PH reopens labor negotiations with Kuwait

MANILA, Philippines — Labor Secretary Silvestre Bello III has reopened negotiations with Kuwait to improve the employment contracts of around 150,000 Filipino domestic helpers, amid a total deployment ban and yet another murder of a Filipino maid by her employers.

Bello arrived in Kuwait on Feb. 1 with Labor Undersecretary Claro Arellano, Philippine Overseas Employment Administration chief Bernard Olalia and Overseas Workers Welfare Administration chief Hans Leo Cacdac, according to the Philippine Embassy in Kuwait.

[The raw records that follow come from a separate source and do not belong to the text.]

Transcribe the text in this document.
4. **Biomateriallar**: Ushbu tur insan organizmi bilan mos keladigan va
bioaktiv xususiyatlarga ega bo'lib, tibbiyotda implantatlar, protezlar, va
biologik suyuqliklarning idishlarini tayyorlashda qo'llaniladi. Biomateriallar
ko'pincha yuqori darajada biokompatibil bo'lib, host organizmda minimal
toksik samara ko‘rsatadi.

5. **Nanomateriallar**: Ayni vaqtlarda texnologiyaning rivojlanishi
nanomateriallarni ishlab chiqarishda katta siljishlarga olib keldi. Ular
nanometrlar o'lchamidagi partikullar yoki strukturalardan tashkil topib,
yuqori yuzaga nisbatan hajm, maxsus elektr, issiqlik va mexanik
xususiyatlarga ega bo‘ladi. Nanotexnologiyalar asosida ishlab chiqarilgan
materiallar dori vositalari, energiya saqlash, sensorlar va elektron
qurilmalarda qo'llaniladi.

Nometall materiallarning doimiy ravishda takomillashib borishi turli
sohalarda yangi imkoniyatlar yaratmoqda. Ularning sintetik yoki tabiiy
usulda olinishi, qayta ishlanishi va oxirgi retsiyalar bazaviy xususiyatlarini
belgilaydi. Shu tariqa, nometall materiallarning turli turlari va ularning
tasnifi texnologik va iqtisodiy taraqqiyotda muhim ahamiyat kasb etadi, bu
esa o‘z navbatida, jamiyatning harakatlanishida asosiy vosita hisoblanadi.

Chargé d’Affaires Mohammed Noordin Lomondot said they comprise the Philippine panel to the joint committee meeting on the implementation of the 2018 Philippine-Kuwait agreement on the deployment of domestic workers.

Both sides agreed to convene a joint committee meeting after the Philippine government imposed a total ban on Jan. 15 on the deployment of all new workers, not only domestic helpers, to the Gulf state.

Bello had said the ban was prompted by Kuwait’s cover-up of the sexual abuse and extensive beatings suffered by 26-year-old Jeanelyn Villavende from South Cotabato, who was killed by her employers in late December.

In Kuwait, Bello told the media that both sides will craft a standard employment contract for domestic helpers, which was provided under the bilateral labor agreement signed in May 2018 during a diplomatic crisis spurred by the murder of Filipino domestic helper Joanna Demafelis by her Syrian-Lebanese employers.

The standard contract should allow the domestic helper to keep her passport and mobile phones, specify work hours, allow at least one paid day off a week and prohibit transfer to another employer without consent.